Model | # of parameters | # of hidden size | Pretraining dataset | # of ncRNAs | Model download |
---|---|---|---|---|---|
ncRNABert | 303M | 1024 | RNAcentral | 26M | Download |
ncRNABert | 303M | 1024 | RNAcentral + nt | - | Download |
As a prerequisite, you must have PyTorch installed to use this repository.
You can use this one-liner for installation, using the latest release version
# latest version
pip install git+https://github.com/wangleiofficial/ncRNABert
# stable version
pip install ncRNABert
from ncRNABert.pretrain import load_ncRNABert, load_ncRNABert_ex
from ncRNABert.utils import BatchConverter
import torch
data = [
("ncRNA1", "ACGGAGGATGCGAGCGTTATCCGGATTTACTGGGCG"),
("ncRNA2", "AGGTTTTTAATCTAATTAAGATAGTTGA"),
]
ids, batch_token, lengths = BatchConverter(data)
model = load_ncRNABert()
model_ex = load_ncRNABert_ex()
with torch.no_grad():
results = model(batch_token, lengths, repr_layers=[24])
results_ex = model_ex(batch_token, lengths, repr_layers=[24])
# Generate per-sequence representations via averaging
token_representations = results["representations"][24]
token_representations_ex = results_ex["representations"][24]

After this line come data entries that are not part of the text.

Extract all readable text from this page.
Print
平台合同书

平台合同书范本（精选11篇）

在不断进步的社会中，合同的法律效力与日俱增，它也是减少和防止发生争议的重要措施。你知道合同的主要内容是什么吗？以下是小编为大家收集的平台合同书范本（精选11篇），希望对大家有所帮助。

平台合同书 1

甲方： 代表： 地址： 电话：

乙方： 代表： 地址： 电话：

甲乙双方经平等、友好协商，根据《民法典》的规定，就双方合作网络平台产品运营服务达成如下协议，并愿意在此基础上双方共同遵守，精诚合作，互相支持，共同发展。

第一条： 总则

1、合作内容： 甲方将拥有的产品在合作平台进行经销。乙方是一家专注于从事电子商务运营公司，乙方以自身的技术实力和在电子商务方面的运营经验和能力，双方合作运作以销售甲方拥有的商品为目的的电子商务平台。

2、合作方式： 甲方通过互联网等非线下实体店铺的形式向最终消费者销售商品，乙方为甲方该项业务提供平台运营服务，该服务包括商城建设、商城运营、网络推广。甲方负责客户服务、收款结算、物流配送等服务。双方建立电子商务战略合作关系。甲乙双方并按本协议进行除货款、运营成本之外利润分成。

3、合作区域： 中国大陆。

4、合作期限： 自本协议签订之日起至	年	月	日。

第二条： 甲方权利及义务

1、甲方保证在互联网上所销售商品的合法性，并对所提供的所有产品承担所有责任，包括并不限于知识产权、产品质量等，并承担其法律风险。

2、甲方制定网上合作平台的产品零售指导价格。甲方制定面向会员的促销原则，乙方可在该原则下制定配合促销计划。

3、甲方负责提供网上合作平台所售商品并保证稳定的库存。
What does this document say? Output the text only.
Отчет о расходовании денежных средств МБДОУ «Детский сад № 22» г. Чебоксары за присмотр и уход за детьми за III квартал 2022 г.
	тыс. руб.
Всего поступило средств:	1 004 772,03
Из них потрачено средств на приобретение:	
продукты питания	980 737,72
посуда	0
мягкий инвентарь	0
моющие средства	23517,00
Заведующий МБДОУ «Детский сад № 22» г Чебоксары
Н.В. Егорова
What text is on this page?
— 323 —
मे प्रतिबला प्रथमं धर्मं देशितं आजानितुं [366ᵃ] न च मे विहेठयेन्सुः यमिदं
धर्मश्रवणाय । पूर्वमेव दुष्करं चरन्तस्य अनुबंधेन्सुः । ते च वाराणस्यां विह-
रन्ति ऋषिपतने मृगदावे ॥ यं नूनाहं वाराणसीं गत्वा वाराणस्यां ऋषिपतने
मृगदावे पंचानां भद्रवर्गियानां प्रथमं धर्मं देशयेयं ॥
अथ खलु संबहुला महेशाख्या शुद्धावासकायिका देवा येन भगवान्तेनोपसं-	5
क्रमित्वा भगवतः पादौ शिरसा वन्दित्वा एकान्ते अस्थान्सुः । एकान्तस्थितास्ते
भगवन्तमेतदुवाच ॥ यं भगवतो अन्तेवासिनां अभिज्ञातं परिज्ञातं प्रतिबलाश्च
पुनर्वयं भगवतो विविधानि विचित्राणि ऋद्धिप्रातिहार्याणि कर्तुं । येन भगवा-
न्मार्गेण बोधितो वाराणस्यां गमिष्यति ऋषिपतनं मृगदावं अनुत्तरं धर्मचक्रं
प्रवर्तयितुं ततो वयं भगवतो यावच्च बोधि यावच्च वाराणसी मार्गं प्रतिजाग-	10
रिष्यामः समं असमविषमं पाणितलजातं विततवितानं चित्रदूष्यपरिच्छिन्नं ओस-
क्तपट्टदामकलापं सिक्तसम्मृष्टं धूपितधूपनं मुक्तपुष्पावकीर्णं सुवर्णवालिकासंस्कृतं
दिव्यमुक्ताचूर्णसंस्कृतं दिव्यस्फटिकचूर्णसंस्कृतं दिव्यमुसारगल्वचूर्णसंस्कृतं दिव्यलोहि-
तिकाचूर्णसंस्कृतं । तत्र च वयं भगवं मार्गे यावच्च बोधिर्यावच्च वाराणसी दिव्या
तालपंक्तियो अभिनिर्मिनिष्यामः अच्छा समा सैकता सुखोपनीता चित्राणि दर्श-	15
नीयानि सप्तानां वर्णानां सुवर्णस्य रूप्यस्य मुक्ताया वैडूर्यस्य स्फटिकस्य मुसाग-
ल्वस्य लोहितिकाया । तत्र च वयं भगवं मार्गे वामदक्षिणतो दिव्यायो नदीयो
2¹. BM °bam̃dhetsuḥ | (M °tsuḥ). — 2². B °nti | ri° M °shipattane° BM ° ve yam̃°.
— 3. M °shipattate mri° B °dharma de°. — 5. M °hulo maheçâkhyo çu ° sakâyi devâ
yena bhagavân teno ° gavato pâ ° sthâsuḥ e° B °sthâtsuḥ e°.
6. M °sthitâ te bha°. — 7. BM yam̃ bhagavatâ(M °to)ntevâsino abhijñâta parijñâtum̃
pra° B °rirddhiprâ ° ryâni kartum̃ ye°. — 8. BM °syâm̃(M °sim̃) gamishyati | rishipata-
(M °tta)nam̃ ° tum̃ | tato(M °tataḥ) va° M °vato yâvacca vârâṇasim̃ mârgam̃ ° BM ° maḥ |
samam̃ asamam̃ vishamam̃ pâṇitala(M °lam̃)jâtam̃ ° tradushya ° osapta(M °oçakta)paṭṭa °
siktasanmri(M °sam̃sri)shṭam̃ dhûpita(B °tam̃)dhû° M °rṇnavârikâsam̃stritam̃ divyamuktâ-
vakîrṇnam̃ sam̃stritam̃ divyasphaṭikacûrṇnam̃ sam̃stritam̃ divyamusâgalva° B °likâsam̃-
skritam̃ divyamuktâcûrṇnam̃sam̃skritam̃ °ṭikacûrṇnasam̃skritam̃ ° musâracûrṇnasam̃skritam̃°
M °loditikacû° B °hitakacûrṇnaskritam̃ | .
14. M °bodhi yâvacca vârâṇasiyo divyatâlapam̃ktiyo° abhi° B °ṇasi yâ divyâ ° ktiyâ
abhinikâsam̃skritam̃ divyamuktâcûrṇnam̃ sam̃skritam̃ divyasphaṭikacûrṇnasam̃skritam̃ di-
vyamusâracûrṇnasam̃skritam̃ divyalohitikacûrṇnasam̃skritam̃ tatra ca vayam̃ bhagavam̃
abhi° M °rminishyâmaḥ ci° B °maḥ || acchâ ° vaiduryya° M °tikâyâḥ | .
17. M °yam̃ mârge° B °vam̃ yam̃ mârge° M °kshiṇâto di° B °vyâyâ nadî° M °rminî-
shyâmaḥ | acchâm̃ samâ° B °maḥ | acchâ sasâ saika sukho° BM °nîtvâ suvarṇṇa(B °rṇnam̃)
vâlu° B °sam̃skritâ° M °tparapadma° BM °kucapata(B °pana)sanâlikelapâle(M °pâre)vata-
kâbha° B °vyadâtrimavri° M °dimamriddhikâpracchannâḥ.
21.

sequence_representations = []
sequence_representations_ex = []
batch_lens = [len(item[1]) for item in data]
for i, tokens_len in enumerate(batch_lens):
sequence_representations.append(token_representations[i, 1 : tokens_len - 1].mean(0))
sequence_representations_ex.append(token_representations_ex[i, 1 : tokens_len - 1].mean(0))
This source code is licensed under the Apache-2.0 license found in the LICENSE file in the root directory of this source tree.